Often, we’re too busy to spend the time to learn how to do things to save time.

And what doesn’t really help is the way in which software systems are evolving.

What is the single biggest problem many software vendors face?

It’s keeping us hooked – interested enough in their platform for us to come back to it again and again.

The apps that succeed are the ones that get and keep our attention – the more time we spend on them, the more addicted we are to using them – and the more reliable we are as a source of income to the owners of the software.

So, what does the current trend towards software as a service mean for us?

At one extreme there are some truly useful services – like Dropbox. That sits in the background and makes all our files available everywhere and really does increase productivity.

In the middle are a large number of so-so services.
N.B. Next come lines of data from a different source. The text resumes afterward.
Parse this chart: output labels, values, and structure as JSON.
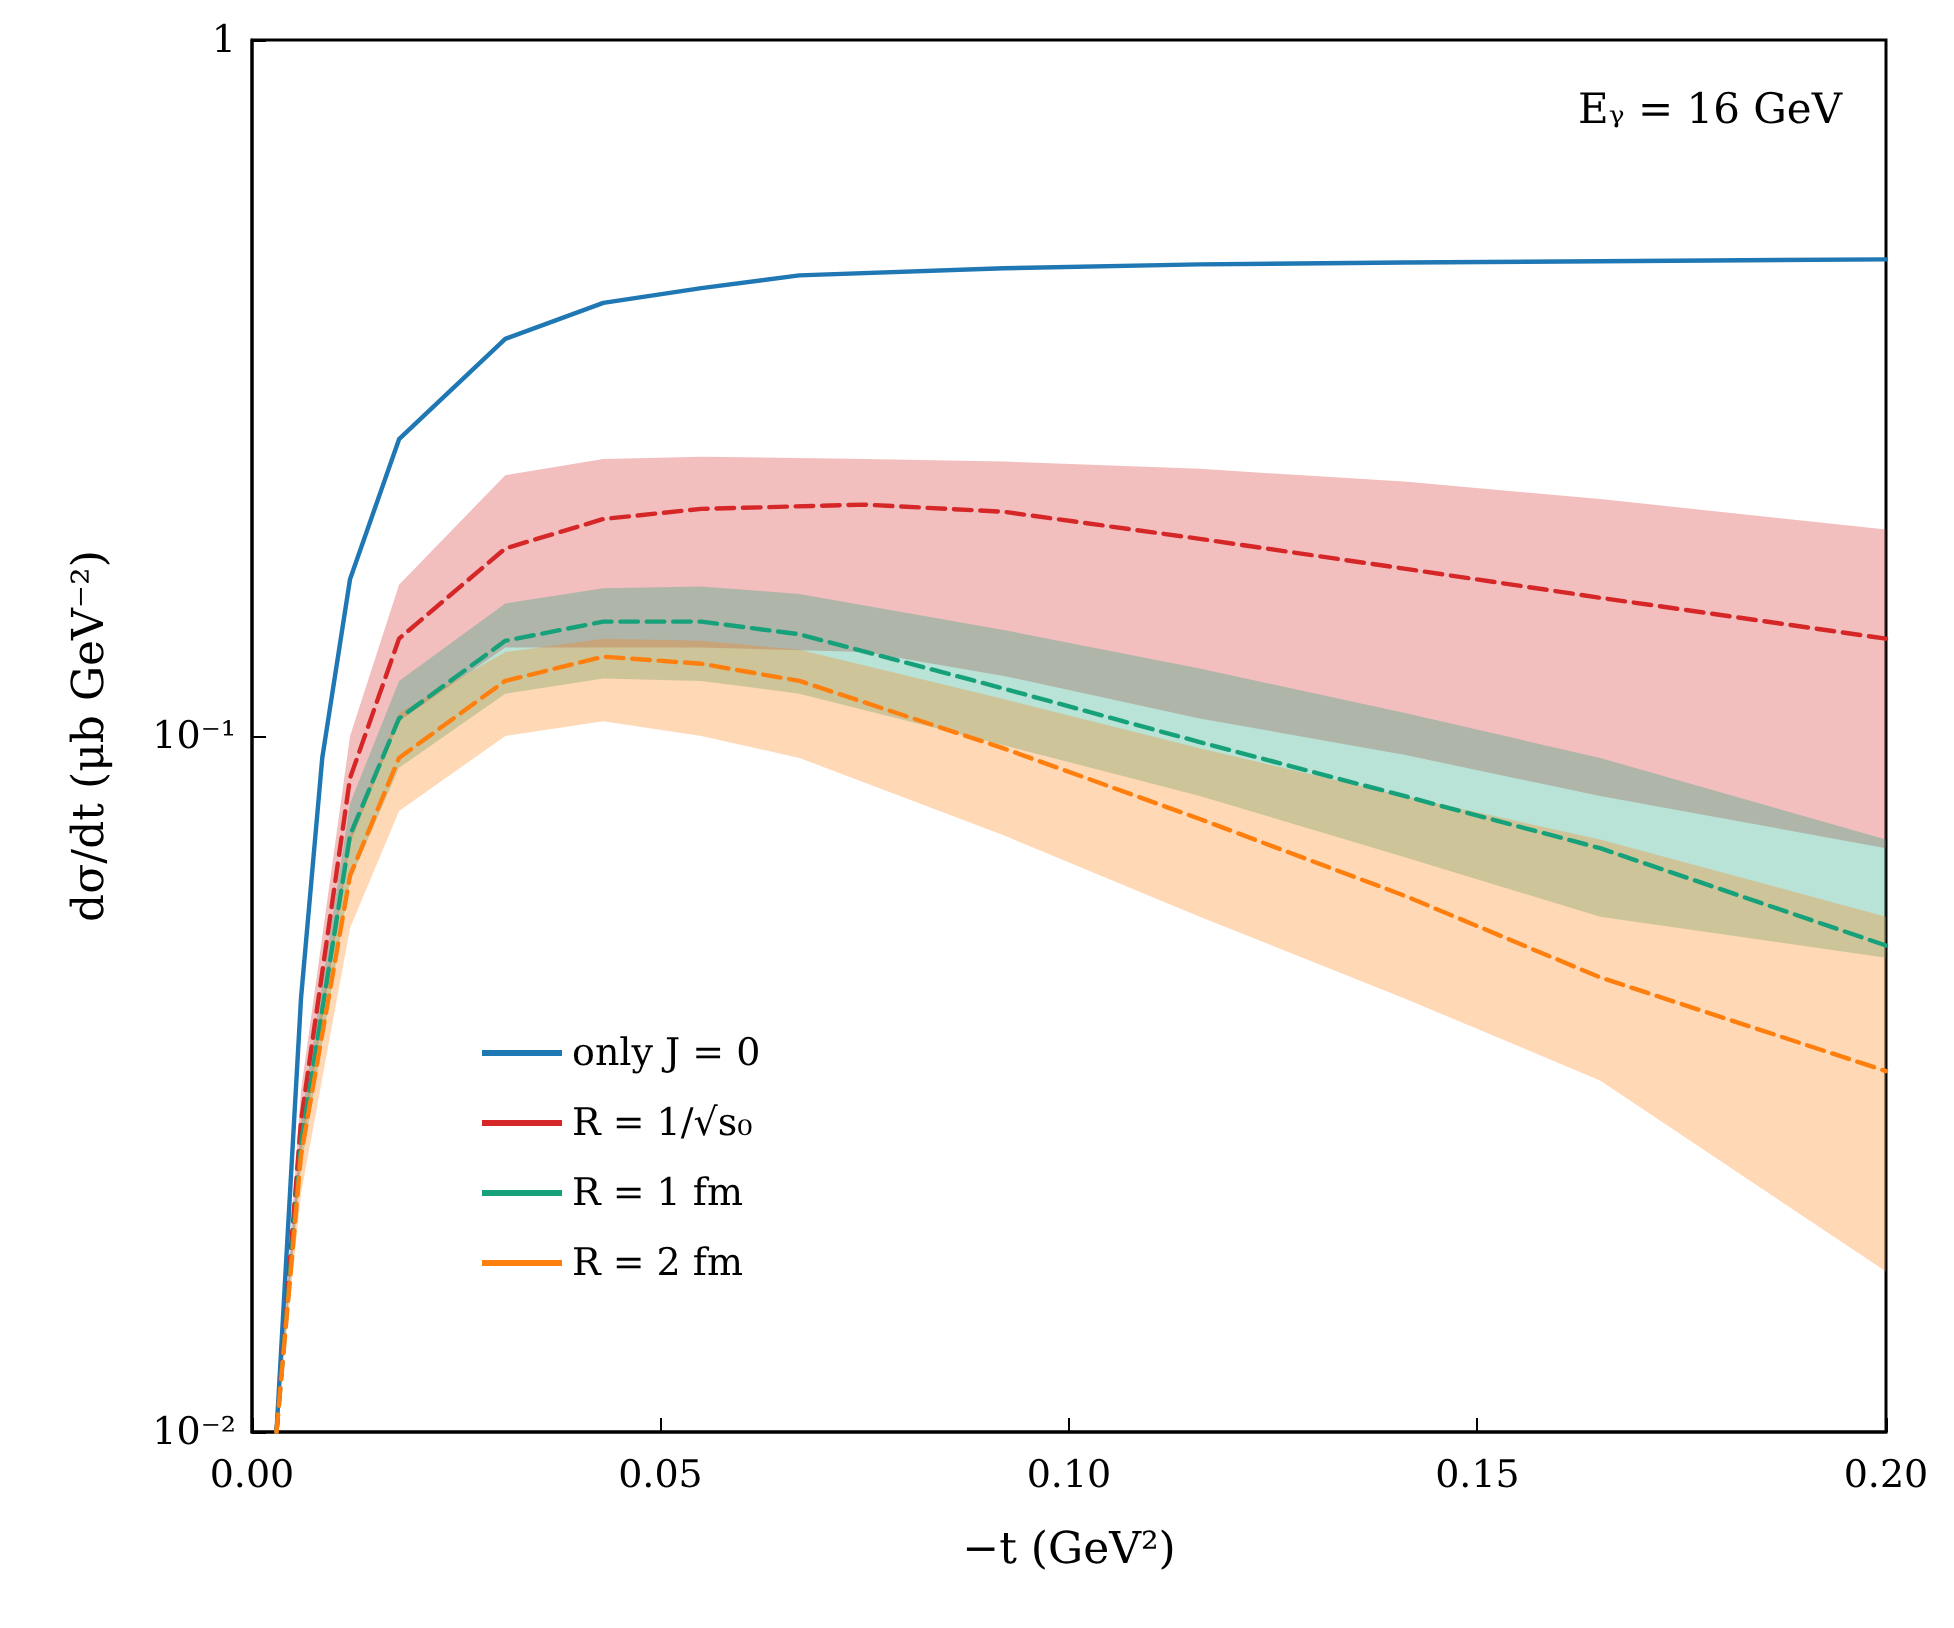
{
  "chart_data": {
    "type": "line",
    "xlabel": "−t (GeV²)",
    "ylabel": "dσ/dt (μb GeV⁻²)",
    "annotations": [
      "Eᵧ = 16 GeV"
    ],
    "xlim": [
      0,
      0.2
    ],
    "xticks": [
      {
        "value": 0,
        "label": "0.00"
      },
      {
        "value": 0.05,
        "label": "0.05"
      },
      {
        "value": 0.1,
        "label": "0.10"
      },
      {
        "value": 0.15,
        "label": "0.15"
      },
      {
        "value": 0.2,
        "label": "0.20"
      }
    ],
    "ylim": [
      0.01,
      1
    ],
    "yticks": [
      {
        "value": 0.01,
        "label": "10⁻²"
      },
      {
        "value": 0.1,
        "label": "10⁻¹"
      },
      {
        "value": 1,
        "label": "1"
      }
    ],
    "log": "y",
    "legend": "bottom left",
    "marker": "none",
    "series": [
      {
        "name": "only J = 0",
        "color": "#1f77b4",
        "line_style": "solid",
        "x": [
          0.003,
          0.006,
          0.0086,
          0.012,
          0.018,
          0.031,
          0.043,
          0.055,
          0.067,
          0.092,
          0.116,
          0.141,
          0.165,
          0.2
        ],
        "values": [
          0.01,
          0.042,
          0.093,
          0.168,
          0.267,
          0.372,
          0.419,
          0.44,
          0.459,
          0.47,
          0.476,
          0.479,
          0.481,
          0.484
        ]
      },
      {
        "name": "R = 1/√s₀",
        "color": "#d62728",
        "line_style": "dashed",
        "x": [
          0.003,
          0.006,
          0.012,
          0.018,
          0.031,
          0.043,
          0.055,
          0.075,
          0.092,
          0.116,
          0.141,
          0.165,
          0.2
        ],
        "values": [
          0.01,
          0.028,
          0.087,
          0.138,
          0.186,
          0.205,
          0.212,
          0.215,
          0.21,
          0.192,
          0.174,
          0.158,
          0.138
        ],
        "lower": [
          0.01,
          0.025,
          0.07,
          0.105,
          0.134,
          0.134,
          0.134,
          0.132,
          0.122,
          0.106,
          0.094,
          0.082,
          0.069
        ],
        "upper": [
          0.01,
          0.031,
          0.1,
          0.165,
          0.237,
          0.25,
          0.252,
          0.25,
          0.248,
          0.242,
          0.232,
          0.219,
          0.198
        ]
      },
      {
        "name": "R = 1 fm",
        "color": "#17a17a",
        "line_style": "dashed",
        "x": [
          0.003,
          0.006,
          0.012,
          0.018,
          0.031,
          0.043,
          0.055,
          0.067,
          0.092,
          0.116,
          0.141,
          0.165,
          0.2
        ],
        "values": [
          0.01,
          0.026,
          0.072,
          0.106,
          0.137,
          0.146,
          0.146,
          0.14,
          0.117,
          0.098,
          0.082,
          0.069,
          0.05
        ],
        "lower": [
          0.01,
          0.024,
          0.062,
          0.09,
          0.115,
          0.121,
          0.12,
          0.115,
          0.097,
          0.082,
          0.067,
          0.055,
          0.048
        ],
        "upper": [
          0.01,
          0.028,
          0.08,
          0.12,
          0.155,
          0.163,
          0.164,
          0.16,
          0.142,
          0.125,
          0.108,
          0.093,
          0.071
        ]
      },
      {
        "name": "R = 2 fm",
        "color": "#ff7f0e",
        "line_style": "dashed",
        "x": [
          0.003,
          0.006,
          0.012,
          0.018,
          0.031,
          0.043,
          0.055,
          0.067,
          0.092,
          0.116,
          0.141,
          0.165,
          0.2
        ],
        "values": [
          0.01,
          0.025,
          0.063,
          0.093,
          0.12,
          0.13,
          0.127,
          0.12,
          0.096,
          0.076,
          0.059,
          0.045,
          0.033
        ],
        "lower": [
          0.01,
          0.022,
          0.053,
          0.078,
          0.1,
          0.105,
          0.1,
          0.093,
          0.072,
          0.055,
          0.042,
          0.032,
          0.017
        ],
        "upper": [
          0.01,
          0.027,
          0.072,
          0.108,
          0.132,
          0.138,
          0.137,
          0.133,
          0.113,
          0.096,
          0.082,
          0.071,
          0.055
        ]
      }
    ]
  }
}
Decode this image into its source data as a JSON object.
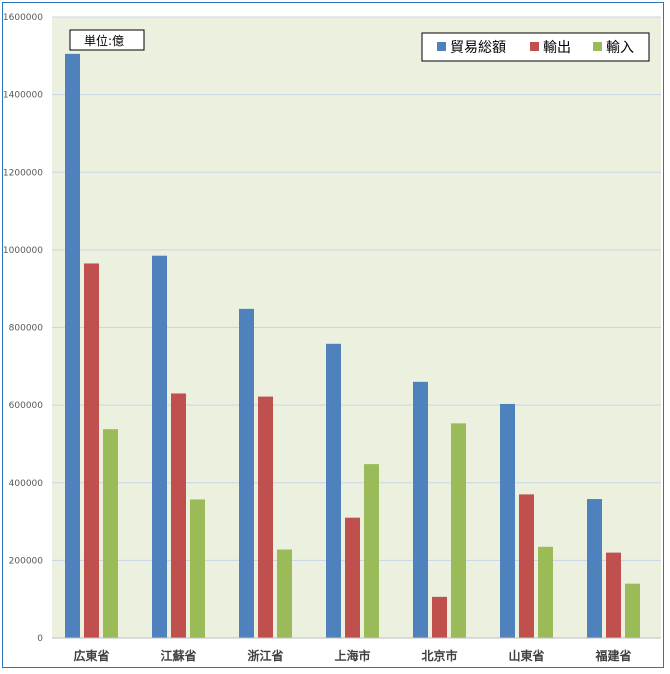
{
  "chart_data": {
    "type": "bar",
    "unit_label": "単位:億",
    "categories": [
      "広東省",
      "江蘇省",
      "浙江省",
      "上海市",
      "北京市",
      "山東省",
      "福建省"
    ],
    "series": [
      {
        "name": "貿易総額",
        "color": "#4f81bd",
        "values": [
          1505000,
          985000,
          848000,
          758000,
          660000,
          603000,
          358000
        ]
      },
      {
        "name": "輸出",
        "color": "#c0504d",
        "values": [
          965000,
          630000,
          622000,
          310000,
          106000,
          370000,
          220000
        ]
      },
      {
        "name": "輸入",
        "color": "#9bbb59",
        "values": [
          538000,
          357000,
          228000,
          448000,
          553000,
          235000,
          140000
        ]
      }
    ],
    "y_ticks": [
      "0",
      "200000",
      "400000",
      "600000",
      "800000",
      "1000000",
      "1200000",
      "1400000",
      "1600000"
    ],
    "ylim": [
      0,
      1600000
    ],
    "grid": true,
    "legend_position": "top-right",
    "plot_background": "#ebf1de",
    "gridline_color": "#c9d5e6"
  }
}
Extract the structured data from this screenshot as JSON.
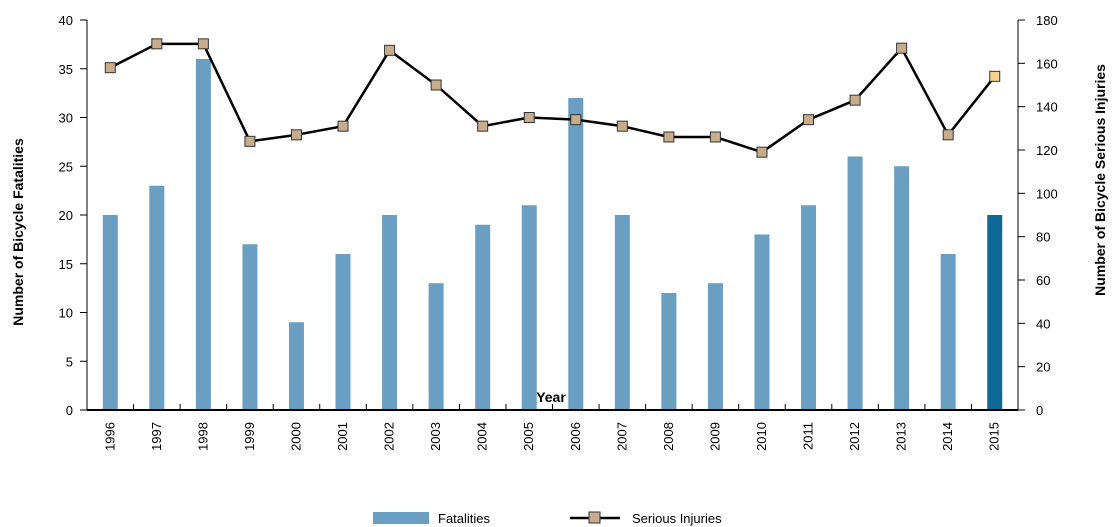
{
  "chart_data": {
    "type": "bar+line",
    "categories": [
      "1996",
      "1997",
      "1998",
      "1999",
      "2000",
      "2001",
      "2002",
      "2003",
      "2004",
      "2005",
      "2006",
      "2007",
      "2008",
      "2009",
      "2010",
      "2011",
      "2012",
      "2013",
      "2014",
      "2015"
    ],
    "series": [
      {
        "name": "Fatalities",
        "type": "bar",
        "axis": "left",
        "color": "#6a9ec2",
        "highlight_last_color": "#0e6a94",
        "values": [
          20,
          23,
          36,
          17,
          9,
          16,
          20,
          13,
          19,
          21,
          32,
          20,
          12,
          13,
          18,
          21,
          26,
          25,
          16,
          20
        ]
      },
      {
        "name": "Serious Injuries",
        "type": "line",
        "axis": "right",
        "line_color": "#000000",
        "marker_color": "#c8ad8c",
        "highlight_last_marker_color": "#f7d48e",
        "values": [
          158,
          169,
          169,
          124,
          127,
          131,
          166,
          150,
          131,
          135,
          134,
          131,
          126,
          126,
          119,
          134,
          143,
          167,
          127,
          154
        ]
      }
    ],
    "xlabel": "Year",
    "ylabel_left": "Number of Bicycle Fatalities",
    "ylabel_right": "Number of Bicycle Serious Injuries",
    "ylim_left": [
      0,
      40
    ],
    "yticks_left": [
      0,
      5,
      10,
      15,
      20,
      25,
      30,
      35,
      40
    ],
    "ylim_right": [
      0,
      180
    ],
    "yticks_right": [
      0,
      20,
      40,
      60,
      80,
      100,
      120,
      140,
      160,
      180
    ],
    "grid": false,
    "legend_position": "bottom-center"
  }
}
Do we really need to store everything that we read in a cloud based notetaking system? Are platforms necessary for everything from bank accounts to electricity billing?

One argument is that it makes access easier – when everyone can sell on ebay then there is more choice and better value for consumers.

On the other hand, some services are designed to make it cheaper for the providers to do their thing and for users to do the hard work instead.

Service in this case really means self-service.

And that’s perhaps where some business models don’t work – where people want a service and are instead offered a self-service option.

The point is that they don’t want to do the work, they want it done by someone else or something else.

Most of us now probably have around 300 logins and passwords for various platforms but use a handful regularly.

The rest simply take up time and effort.

Perhaps the primary test for buying a new piece of software is not what it can do, but how much time it will save us.

A good starting point might be to select software that doesn’t have a login screen at all – no graphical interface to bother us – and which really does just sit in the background doing work that needs doing while we put our feet up.